One prior distribution for each cluster
\([\alpha_{j}, \beta_{j}] \sim MVNormal([\bar{\alpha}, \bar{\beta}], R, [\sigma, \tau])\)
\(R \sim LKJCorr(4)\)
The LKJ prior is a prior distribution for correlations.
See here for plotting LKJCorr distributions.
Outcome: contraceptive use
Variables: age, living children, urban/rural, districts
coords <- data.frame(
name = c('A', 'C', 'D', 'K', 'U'),
x = c(1, 2, 3, 1.5, 2.5),
y = c(0, 0.5, 0, -1, -1)
)
dagify(
C ~ A + K + D + U,
K ~ A + U,
U ~ D,
coords = coords
) |> ggdag(seed = 2, layout = 'auto') + theme_dag()
From the previous lecture, the varying intercepts for district and slopes for urban.
\(C_{i} \sim Bernoulli(D_{i}, p_{i})\)
\(logit(p_{i}) = \alpha_{D[i]} + \beta_{D[i]}U_{i}\)
\(\alpha_{j} = \bar{\alpha} + Z_{\alpha, j} * \sigma\)
\(\beta_{j} = \bar{\beta} + Z_{\beta, j} * \sigma\)

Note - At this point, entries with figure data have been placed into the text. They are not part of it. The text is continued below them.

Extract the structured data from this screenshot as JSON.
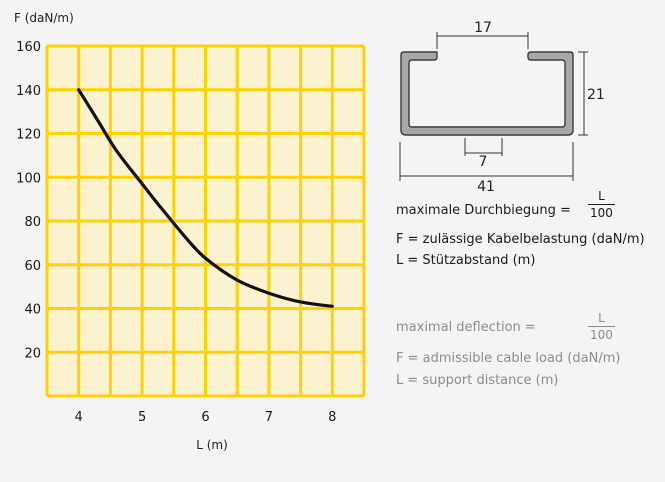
{
  "chart_data": {
    "type": "line",
    "ylabel": "F (daN/m)",
    "xlabel": "L (m)",
    "x_ticks": [
      4,
      5,
      6,
      7,
      8
    ],
    "y_ticks": [
      20,
      40,
      60,
      80,
      100,
      120,
      140,
      160
    ],
    "xlim": [
      3.5,
      8.5
    ],
    "ylim": [
      0,
      160
    ],
    "grid": true,
    "series": [
      {
        "x": [
          4.0,
          4.3,
          4.6,
          5.0,
          5.3,
          5.7,
          6.0,
          6.5,
          7.0,
          7.5,
          8.0
        ],
        "values": [
          140,
          126,
          112,
          97,
          86,
          72,
          63,
          53,
          47,
          43,
          41
        ]
      }
    ]
  },
  "profile": {
    "dim_top": "17",
    "dim_height": "21",
    "dim_slot": "7",
    "dim_width": "41"
  },
  "german": {
    "deflection_label": "maximale Durchbiegung =",
    "frac_num": "L",
    "frac_den": "100",
    "line_f": "F = zulässige Kabelbelastung (daN/m)",
    "line_l": "L = Stützabstand (m)"
  },
  "english": {
    "deflection_label": "maximal deflection =",
    "frac_num": "L",
    "frac_den": "100",
    "line_f": "F = admissible cable load (daN/m)",
    "line_l": "L = support distance (m)"
  },
  "colors": {
    "grid": "#ffd200",
    "plot_bg": "#fbf3d0",
    "curve": "#111111",
    "profile_fill": "#a8a8a8",
    "profile_stroke": "#3a3a3a"
  }
}
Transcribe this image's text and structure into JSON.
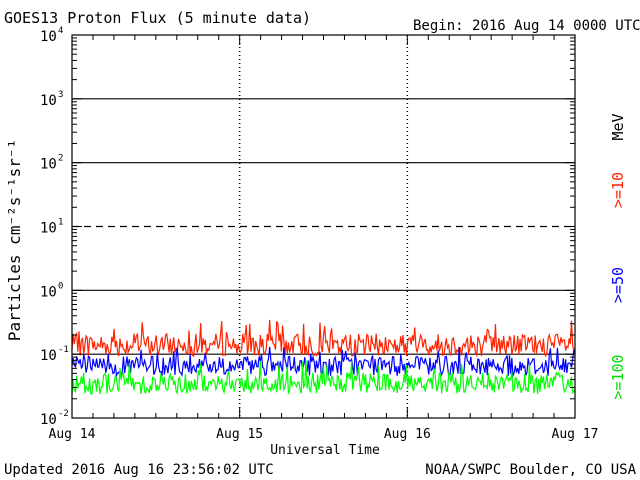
{
  "chart_data": {
    "type": "line",
    "title": "GOES13 Proton Flux (5 minute data)",
    "begin_label": "Begin: 2016 Aug 14 0000 UTC",
    "xlabel": "Universal Time",
    "ylabel": "Particles cm⁻²s⁻¹sr⁻¹",
    "x_ticks": [
      "Aug 14",
      "Aug 15",
      "Aug 16",
      "Aug 17"
    ],
    "xlim": [
      "2016-08-14",
      "2016-08-17"
    ],
    "y_scale": "log",
    "ylim": [
      0.01,
      10000
    ],
    "y_ticks": [
      {
        "base": "10",
        "exp": "-2"
      },
      {
        "base": "10",
        "exp": "-1"
      },
      {
        "base": "10",
        "exp": "0"
      },
      {
        "base": "10",
        "exp": "1"
      },
      {
        "base": "10",
        "exp": "2"
      },
      {
        "base": "10",
        "exp": "3"
      },
      {
        "base": "10",
        "exp": "4"
      }
    ],
    "threshold_line": 10,
    "units_label": "MeV",
    "series": [
      {
        "name": ">=10",
        "color": "#ff2200",
        "typical": 0.14,
        "min": 0.09,
        "max": 0.35
      },
      {
        "name": ">=50",
        "color": "#0000ff",
        "typical": 0.065,
        "min": 0.04,
        "max": 0.13
      },
      {
        "name": ">=100",
        "color": "#00ff00",
        "typical": 0.035,
        "min": 0.022,
        "max": 0.08
      }
    ]
  },
  "footer": {
    "updated": "Updated 2016 Aug 16 23:56:02 UTC",
    "source": "NOAA/SWPC Boulder, CO USA"
  }
}
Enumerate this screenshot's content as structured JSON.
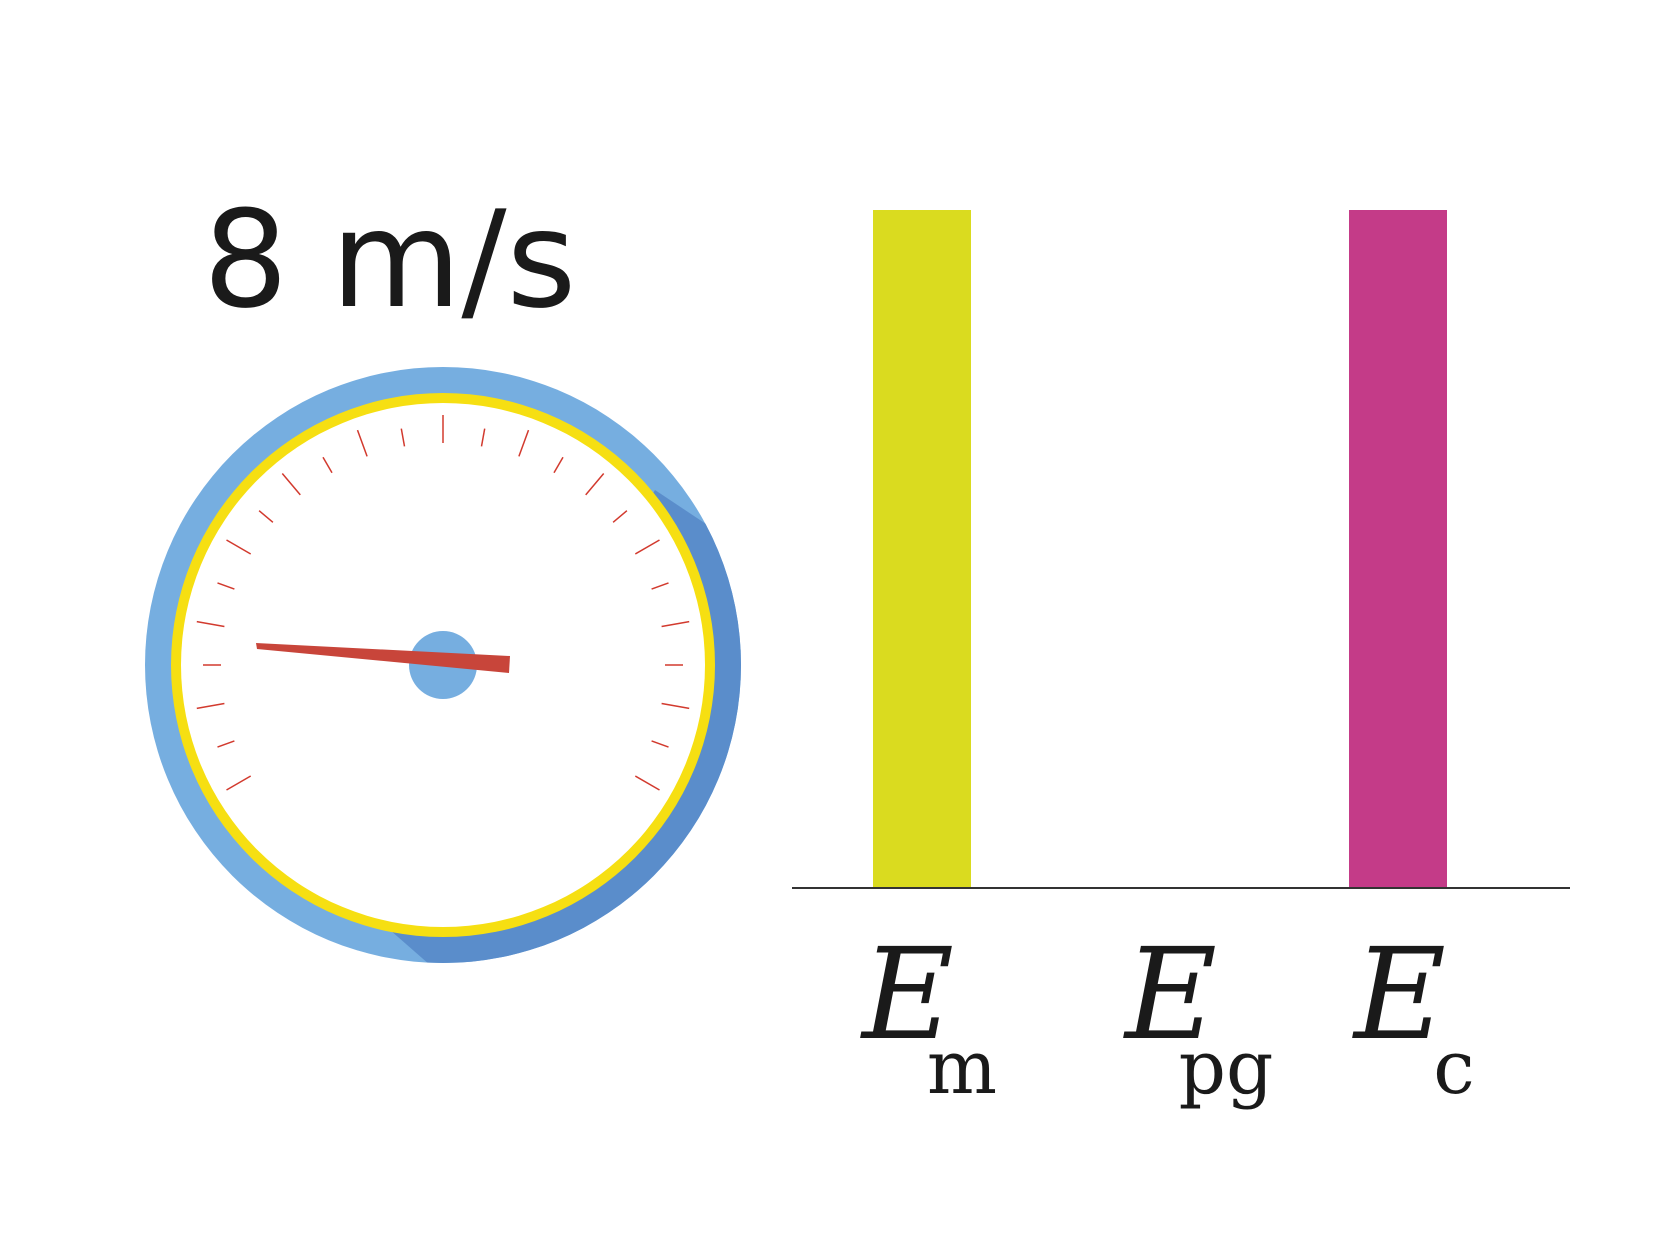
{
  "speed_readout": "8 m/s",
  "gauge": {
    "outer_color": "#76aee0",
    "outer_shadow_color": "#5a8dcb",
    "rim_color": "#f6df12",
    "face_color": "#ffffff",
    "tick_color": "#d23a2e",
    "needle_color": "#c8453a",
    "hub_color": "#76aee0"
  },
  "chart_data": {
    "type": "bar",
    "categories": [
      {
        "main": "E",
        "sub": "m"
      },
      {
        "main": "E",
        "sub": "pg"
      },
      {
        "main": "E",
        "sub": "c"
      }
    ],
    "values": [
      1.0,
      0.0,
      1.0
    ],
    "colors": [
      "#dadb1f",
      "#ffffff",
      "#c43b88"
    ],
    "ylim": [
      0,
      1
    ],
    "axis_color": "#333333",
    "title": "",
    "xlabel": "",
    "ylabel": ""
  }
}
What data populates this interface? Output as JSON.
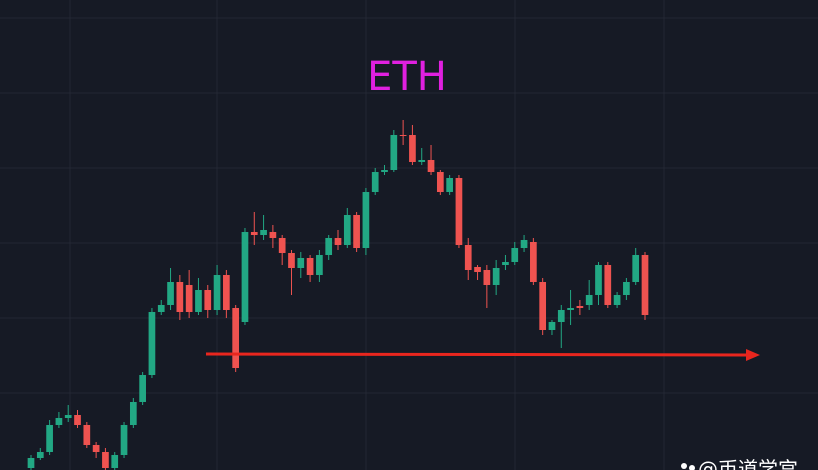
{
  "chart_data": {
    "type": "candlestick",
    "title": "ETH",
    "watermark": "@币道学宫",
    "categories": [
      null,
      null,
      null,
      null,
      null,
      null,
      null,
      null,
      null,
      null,
      null,
      null,
      null,
      null,
      null,
      null,
      null,
      null,
      null,
      null,
      null,
      null,
      null,
      null,
      null,
      null,
      null,
      null,
      null,
      null,
      null,
      null,
      null,
      null,
      null,
      null,
      null,
      null,
      null,
      null,
      null,
      null,
      null,
      null,
      null,
      null,
      null,
      null,
      null,
      null,
      null,
      null,
      null,
      null,
      null,
      null,
      null,
      null,
      null,
      null,
      null,
      null,
      null,
      null,
      null,
      null,
      null
    ],
    "open": [
      2,
      12,
      18,
      45,
      52,
      55,
      45,
      25,
      18,
      2,
      15,
      45,
      68,
      95,
      158,
      165,
      188,
      185,
      158,
      180,
      160,
      195,
      162,
      148,
      238,
      235,
      238,
      232,
      217,
      202,
      212,
      195,
      215,
      232,
      225,
      255,
      222,
      278,
      298,
      300,
      335,
      335,
      308,
      310,
      298,
      278,
      292,
      225,
      203,
      200,
      185,
      205,
      208,
      222,
      228,
      188,
      140,
      148,
      160,
      164,
      165,
      175,
      205,
      165,
      175,
      188,
      215
    ],
    "high": [
      15,
      22,
      50,
      58,
      65,
      60,
      48,
      28,
      22,
      18,
      48,
      72,
      98,
      162,
      170,
      202,
      195,
      200,
      192,
      185,
      205,
      200,
      165,
      242,
      258,
      255,
      245,
      235,
      220,
      218,
      215,
      220,
      235,
      240,
      262,
      258,
      282,
      302,
      305,
      340,
      350,
      345,
      322,
      325,
      300,
      295,
      295,
      232,
      205,
      205,
      210,
      215,
      228,
      235,
      232,
      192,
      150,
      165,
      180,
      170,
      190,
      208,
      208,
      178,
      192,
      222,
      218
    ],
    "low": [
      0,
      10,
      15,
      42,
      48,
      42,
      22,
      12,
      0,
      0,
      12,
      42,
      65,
      92,
      155,
      160,
      150,
      152,
      155,
      152,
      155,
      152,
      98,
      145,
      225,
      230,
      222,
      205,
      175,
      192,
      188,
      188,
      210,
      220,
      222,
      218,
      215,
      275,
      295,
      298,
      325,
      305,
      305,
      295,
      275,
      275,
      222,
      190,
      190,
      162,
      175,
      200,
      205,
      218,
      185,
      135,
      135,
      122,
      145,
      155,
      160,
      165,
      162,
      162,
      170,
      185,
      150
    ],
    "close": [
      12,
      18,
      45,
      52,
      55,
      45,
      25,
      18,
      2,
      15,
      45,
      68,
      95,
      158,
      165,
      188,
      158,
      158,
      180,
      160,
      195,
      160,
      102,
      238,
      235,
      240,
      232,
      217,
      202,
      212,
      195,
      215,
      232,
      225,
      255,
      222,
      278,
      298,
      300,
      335,
      334,
      308,
      310,
      298,
      278,
      292,
      225,
      200,
      198,
      185,
      202,
      208,
      222,
      230,
      188,
      140,
      148,
      160,
      162,
      162,
      175,
      205,
      165,
      175,
      188,
      215,
      155
    ],
    "up_color": "#22a884",
    "down_color": "#ef5350",
    "ylim": [
      0,
      470
    ]
  }
}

\(Z_{\alpha, j} \sim Normal(0, 1)\)
\(Z_{\beta, j} \sim Normal(0, 1)\)
\(\bar{\alpha}, \bar{\beta} \sim Normal(0, 1)\)
\(\sigma, \tau \sim Exponential(1)\)
There is useful information to transfer across features, here we note there is a correlation between rural and urban probability of use within districts. A model that uses two 1-dimensional distributions (intercepts and slopes) does not consider the covariance structure between rural and urban within district.
Comparing the centered and non-centered model specification for the model using the multivariate normal specification with correlated features.
Simulating a synthetic dataset for this kind of complex system is challenging and is likely best done with more detailed tools than eg. expecting a linear responses, instead with eg. an agent based model.
Because of high curvature, the physics simulation runs off the surface. One option is to choose a smaller step size, but this results in much longer sampling time. Alternatively, re-express the “centered” model as a “non-centered” model.